Fort de 18 années d’expérience en tant que coordinateur de l’accompagnement à la scolarité au Village Olympique, un quartier classé en politique de la ville à Grenoble, j’ai pu mesurer à quel point les habitants de ces territoires ont une conscience aiguë des injustices qu’ils subissent au quotidien et portent un regard lucide sur les discriminations systémiques, sur la ségrégation urbaine, sur l’appauvrissement des services publics, et sur l’instrumentalisation constante de leur quotidien à des fins électoralistes. Les discours politiques dominants invisibilisent cette lucidité en leur assignant des rôles passifs : celui de « jeunes à encadrer », de « femmes à insérer », de « familles à surveiller ». Leur parole politique est niée ou disqualifiée, souvent sous couvert de rationalité républicaine ou de neutralité idéologique.

La question du prétendu communautarisme illustre cette mécanique d’assignation. Ce terme, utilisé à tort comme outil d’analyse, sert avant tout à désigner, et à délégitimer certaines pratiques minoritaires, notamment religieuses. Or, les enquêtes empiriques montrent une tout autre réalité : une forte aspiration à la mixité sociale et ethno-raciale, et un refus massif de l’enfermement dans l’entre-soi. Ce sont d’ailleurs souvent les habitants eux-mêmes qui réclament davantage de diversité, comme en témoignent les mobilisations locales pour plus de mixité scolaire ou territoriale.
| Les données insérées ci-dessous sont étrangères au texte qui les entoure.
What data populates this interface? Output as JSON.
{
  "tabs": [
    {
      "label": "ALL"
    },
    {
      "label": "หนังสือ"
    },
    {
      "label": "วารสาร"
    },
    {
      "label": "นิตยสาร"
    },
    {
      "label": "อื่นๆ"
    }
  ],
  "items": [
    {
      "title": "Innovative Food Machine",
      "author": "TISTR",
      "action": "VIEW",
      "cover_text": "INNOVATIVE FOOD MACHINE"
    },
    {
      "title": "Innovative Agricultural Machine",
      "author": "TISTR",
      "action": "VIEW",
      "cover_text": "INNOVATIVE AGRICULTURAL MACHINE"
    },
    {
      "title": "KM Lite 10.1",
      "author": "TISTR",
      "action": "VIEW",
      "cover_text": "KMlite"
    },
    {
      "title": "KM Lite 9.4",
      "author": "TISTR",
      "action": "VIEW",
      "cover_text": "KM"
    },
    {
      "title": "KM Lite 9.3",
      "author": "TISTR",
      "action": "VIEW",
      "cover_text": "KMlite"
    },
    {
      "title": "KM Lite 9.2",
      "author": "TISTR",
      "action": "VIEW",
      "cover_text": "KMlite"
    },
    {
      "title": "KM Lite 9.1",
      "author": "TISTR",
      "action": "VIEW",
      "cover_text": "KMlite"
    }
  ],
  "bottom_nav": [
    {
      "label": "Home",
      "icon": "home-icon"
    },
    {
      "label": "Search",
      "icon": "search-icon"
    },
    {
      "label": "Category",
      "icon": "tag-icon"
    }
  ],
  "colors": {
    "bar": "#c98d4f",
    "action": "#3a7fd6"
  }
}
Si des formes d’entre-soi existent, elles sont loin d’être majoritaires et surtout, elles sont souvent le fruit de contraintes structurelles bien plus que de choix volontaires.

À l’inverse, les véritables logiques d’entre-soi se situent dans les sphères dominantes, où les classes supérieures cultivent une homogamie sociale et raciale à travers le choix de l’habitat, de l’école, et des réseaux relationnels. Mais ce repli-là ne fait jamais l’objet de la même critique, car il est socialement légitimé, voire valorisé.
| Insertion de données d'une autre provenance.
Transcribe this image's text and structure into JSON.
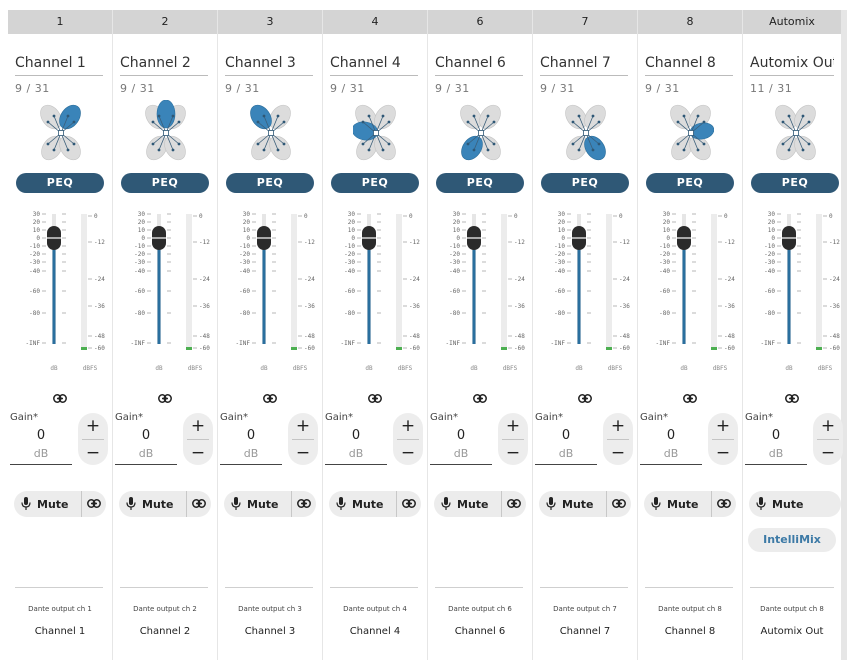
{
  "labels": {
    "peq": "PEQ",
    "gain": "Gain*",
    "gain_unit": "dB",
    "mute": "Mute",
    "plus": "+",
    "minus": "−",
    "link": "⊖",
    "intellimix": "IntelliMix",
    "db": "dB",
    "dbfs": "dBFS",
    "fader_scale": [
      "30",
      "20",
      "10",
      "0",
      "-10",
      "-20",
      "-30",
      "-40",
      "-60",
      "-80",
      "-INF"
    ],
    "meter_scale": [
      "0",
      "-12",
      "-24",
      "-36",
      "-48",
      "-60"
    ]
  },
  "icons": {
    "mute": "microphone-icon",
    "link": "link-icon"
  },
  "colors": {
    "peq": "#2f5876",
    "lobe_active": "#3a84b9",
    "fader_line": "#2a6f9e",
    "intellimix_text": "#3d7aa6"
  },
  "channels": [
    {
      "header": "1",
      "name": "Channel 1",
      "preset": "9 / 31",
      "gain": "0",
      "active_lobe": "right",
      "fader_db": 0,
      "dante": "Dante output ch 1",
      "footer": "Channel 1"
    },
    {
      "header": "2",
      "name": "Channel 2",
      "preset": "9 / 31",
      "gain": "0",
      "active_lobe": "top",
      "fader_db": 0,
      "dante": "Dante output ch 2",
      "footer": "Channel 2"
    },
    {
      "header": "3",
      "name": "Channel 3",
      "preset": "9 / 31",
      "gain": "0",
      "active_lobe": "topleft",
      "fader_db": 0,
      "dante": "Dante output ch 3",
      "footer": "Channel 3"
    },
    {
      "header": "4",
      "name": "Channel 4",
      "preset": "9 / 31",
      "gain": "0",
      "active_lobe": "left",
      "fader_db": 0,
      "dante": "Dante output ch 4",
      "footer": "Channel 4"
    },
    {
      "header": "6",
      "name": "Channel 6",
      "preset": "9 / 31",
      "gain": "0",
      "active_lobe": "bottomleft",
      "fader_db": 0,
      "dante": "Dante output ch 6",
      "footer": "Channel 6"
    },
    {
      "header": "7",
      "name": "Channel 7",
      "preset": "9 / 31",
      "gain": "0",
      "active_lobe": "bottomright",
      "fader_db": 0,
      "dante": "Dante output ch 7",
      "footer": "Channel 7"
    },
    {
      "header": "8",
      "name": "Channel 8",
      "preset": "9 / 31",
      "gain": "0",
      "active_lobe": "rightsmall",
      "fader_db": 0,
      "dante": "Dante output ch 8",
      "footer": "Channel 8"
    },
    {
      "header": "Automix",
      "name": "Automix Out",
      "preset": "11 / 31",
      "gain": "0",
      "active_lobe": "none",
      "fader_db": 0,
      "dante": "Dante output ch 8",
      "footer": "Automix Out",
      "automix": true
    }
  ]
}
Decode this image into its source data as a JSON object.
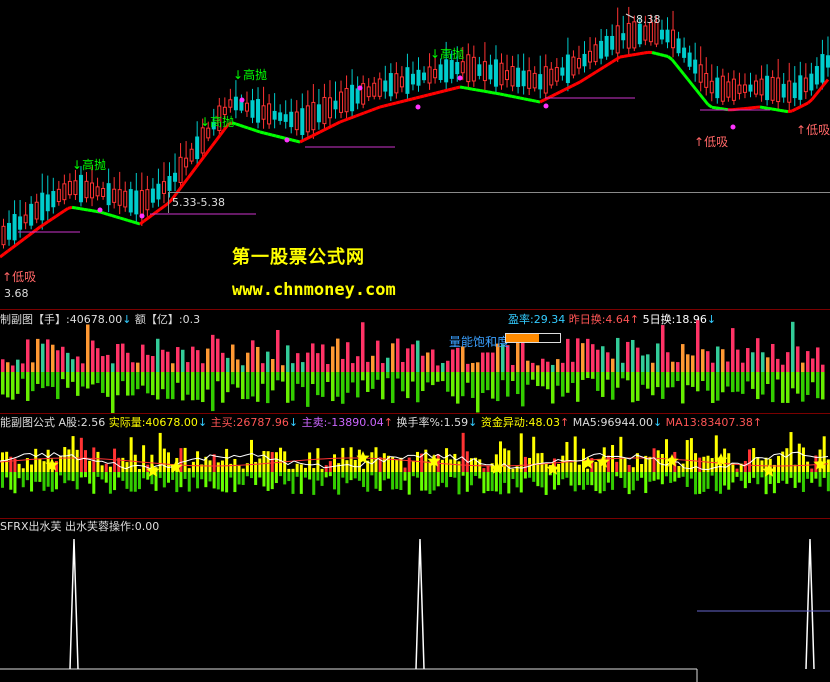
{
  "watermark": {
    "title": "第一股票公式网",
    "url": "www.chnmoney.com"
  },
  "main_chart": {
    "range_label": "5.33-5.38",
    "high_price": "8.38",
    "low_price": "3.68",
    "signals": [
      {
        "label": "高抛",
        "kind": "sell"
      },
      {
        "label": "高抛",
        "kind": "sell"
      },
      {
        "label": "高抛",
        "kind": "sell"
      },
      {
        "label": "高抛",
        "kind": "sell"
      },
      {
        "label": "低吸",
        "kind": "buy"
      },
      {
        "label": "低吸",
        "kind": "buy"
      },
      {
        "label": "低吸",
        "kind": "buy"
      }
    ]
  },
  "volume_panel": {
    "header": [
      {
        "text": "制副图",
        "color": "#dddddd"
      },
      {
        "text": "【手】:40678.00",
        "color": "#dddddd"
      },
      {
        "text": "↓",
        "color": "#33ccff"
      },
      {
        "text": "  额【亿】:0.3",
        "color": "#dddddd"
      }
    ],
    "header_right": [
      {
        "text": "盈率:29.34",
        "color": "#33ccff"
      },
      {
        "text": " 昨日换:4.64",
        "color": "#ff5555"
      },
      {
        "text": "↑",
        "color": "#ff5555"
      },
      {
        "text": "  5日换:18.96",
        "color": "#ffffff"
      },
      {
        "text": "↓",
        "color": "#33ccff"
      }
    ],
    "saturation_label": "量能饱和度",
    "saturation_level": 0.62
  },
  "energy_panel": {
    "header": [
      {
        "text": "能副图公式",
        "color": "#dddddd"
      },
      {
        "text": "  A股:2.56",
        "color": "#dddddd"
      },
      {
        "text": "  实际量:40678.00",
        "color": "#ffff00"
      },
      {
        "text": "↓",
        "color": "#33ccff"
      },
      {
        "text": "  主买:26787.96",
        "color": "#ff5555"
      },
      {
        "text": "↓",
        "color": "#33ccff"
      },
      {
        "text": "  主卖:-13890.04",
        "color": "#cc66ff"
      },
      {
        "text": "↑",
        "color": "#ff5555"
      },
      {
        "text": "  换手率%:1.59",
        "color": "#dddddd"
      },
      {
        "text": "↓",
        "color": "#33ccff"
      },
      {
        "text": "    资金异动:48.03",
        "color": "#ffff00"
      },
      {
        "text": "↑",
        "color": "#ff5555"
      },
      {
        "text": "  MA5:96944.00",
        "color": "#dddddd"
      },
      {
        "text": "↓",
        "color": "#33ccff"
      },
      {
        "text": "  MA13:83407.38",
        "color": "#ff5555"
      },
      {
        "text": "↑",
        "color": "#ff5555"
      }
    ]
  },
  "signal_panel": {
    "header": [
      {
        "text": "SFRX出水芙",
        "color": "#dddddd"
      },
      {
        "text": "  出水芙蓉操作:0.00",
        "color": "#dddddd"
      }
    ]
  },
  "colors": {
    "up": "#ff3333",
    "down": "#00cccc",
    "ma_up": "#ff0000",
    "ma_down": "#00ff00",
    "volume_pos": "#ff3366",
    "volume_neg": "#33cc00",
    "energy_up": "#ffff00"
  }
}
En réalité, les quartiers populaires regorgent de savoirs et d'expériences qui restent sous le radar institutionnel, parce qu’elles ne passent pas par les canaux classiques, souvent trop éloignés, trop déconnectés, ou trop formatés pour accueillir une parole véritablement ancrée dans les réalités de la précarité et de la discrimination.
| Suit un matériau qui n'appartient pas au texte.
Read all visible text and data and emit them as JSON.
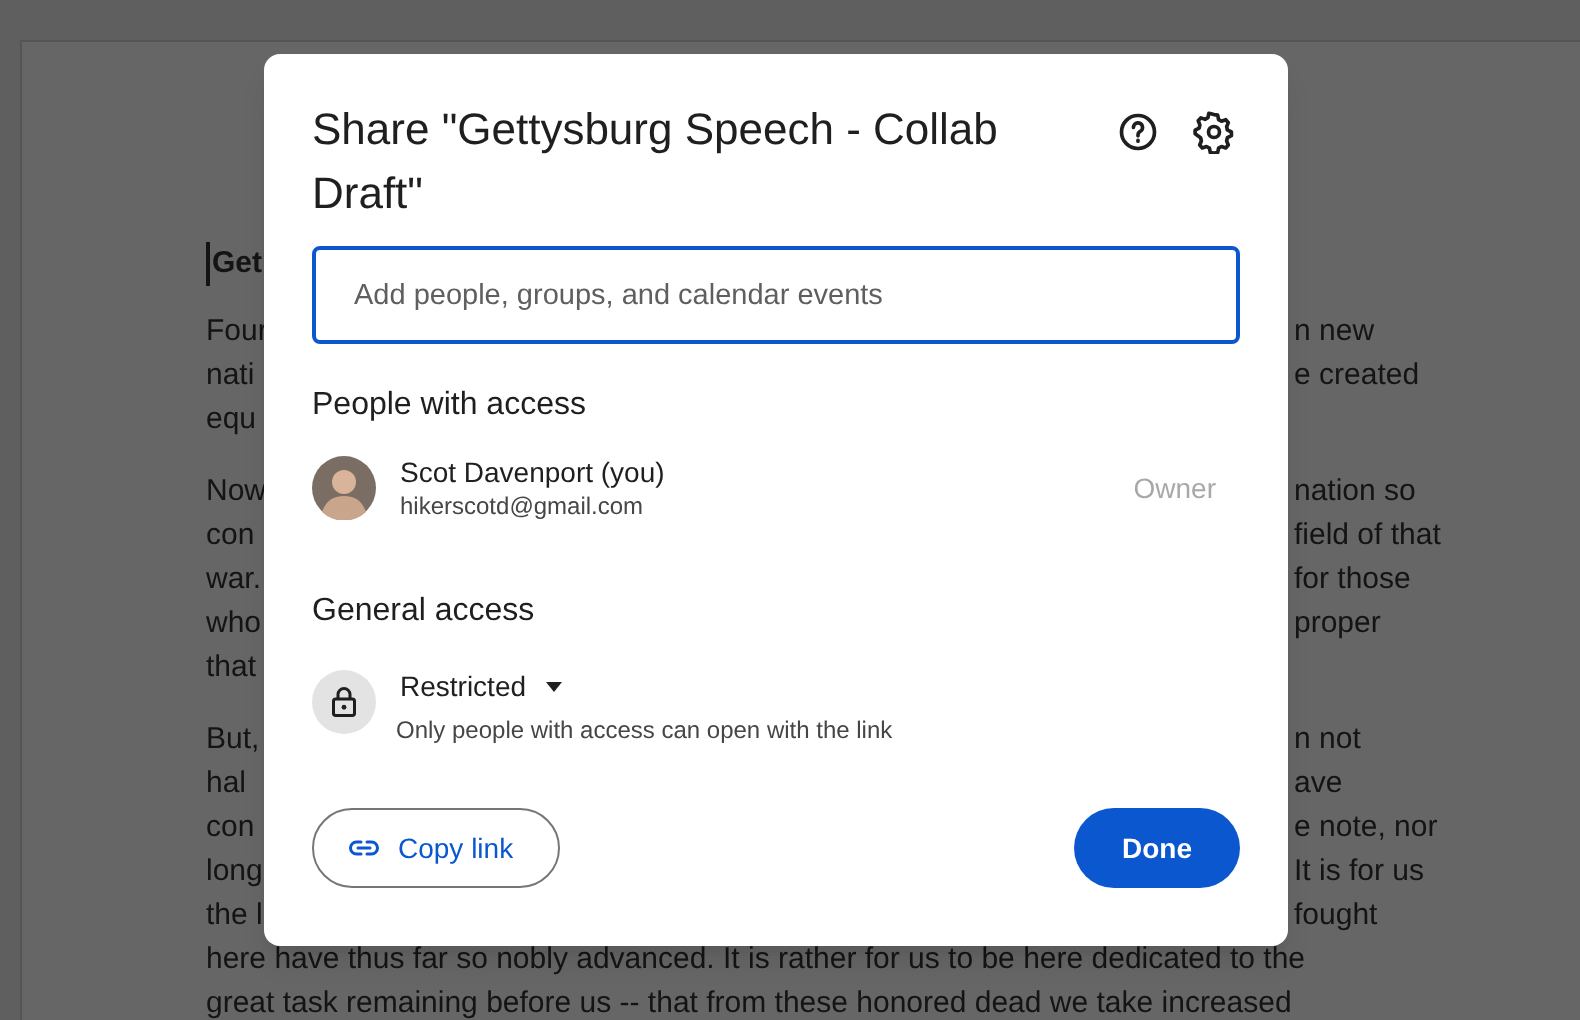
{
  "document": {
    "heading": "Get",
    "paragraphs": [
      [
        {
          "left": "Four",
          "right": "n new"
        },
        {
          "left": "nati",
          "right": "e created"
        },
        {
          "left": "equ"
        }
      ],
      [
        {
          "left": "Now",
          "right": "nation so"
        },
        {
          "left": "con",
          "right": "field of that"
        },
        {
          "left": "war.",
          "right": "for those"
        },
        {
          "left": "who",
          "right": "proper"
        },
        {
          "left": "that"
        }
      ],
      [
        {
          "left": "But,",
          "right": "n not"
        },
        {
          "left": "hal",
          "right": "ave"
        },
        {
          "left": "con",
          "right": "e note, nor"
        },
        {
          "left": "long",
          "right": "It is for us"
        },
        {
          "left": "the l",
          "right": "fought"
        },
        {
          "left": "here have thus far so nobly advanced. It is rather for us to be here dedicated to the"
        },
        {
          "left": "great task remaining before us -- that from these honored dead we take increased"
        }
      ]
    ]
  },
  "dialog": {
    "title": "Share \"Gettysburg Speech - Collab Draft\"",
    "search": {
      "placeholder": "Add people, groups, and calendar events"
    },
    "people_section": "People with access",
    "people": [
      {
        "name": "Scot Davenport (you)",
        "email": "hikerscotd@gmail.com",
        "role": "Owner"
      }
    ],
    "general_section": "General access",
    "access": {
      "level": "Restricted",
      "description": "Only people with access can open with the link"
    },
    "buttons": [
      {
        "label": "Copy link",
        "kind": "outlined"
      },
      {
        "label": "Done",
        "kind": "filled"
      }
    ]
  }
}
Repolitiser ces espaces, ce n’est pas y injecter artificiellement de la politique partisane : c’est leur redonner leur capacité à être des lieux de débat, de confrontation d’idées, d’organisation collective. C'est offrir aux habitants et en particulier aux jeunes, la possibilité de réinventer des espaces de conflit où ils peuvent exprimer leurs différences. Et c'est à mon sens l'absence de ses lieux symboliques qui peut expliquer dans une certaine mesure, les violences urbaines qui secouent les quartiers. C’est permettre que dans un même lieu, on puisse suivre un cours d’alphabétisation, cuisiner ensemble, et débattre des discriminations systémiques ou des politiques urbaines. C’est construire des espaces où l’on ne cloisonne pas les existences entre le social, le culturel et le politique, mais où l’on reconnaît leur imbrication fondamentale.

Pour se faire, il est temps d’écouter ce qui s’y dit, de reconnaître ce qui s’y construit, et de faire place à une politique qui ne soit plus une gestion de la pauvreté, mais une véritable ambition de justice sociale. Dans cette perspective, il est indispensable de faire évoluer les dispositifs institutionnels et idéologiques à l’œuvre.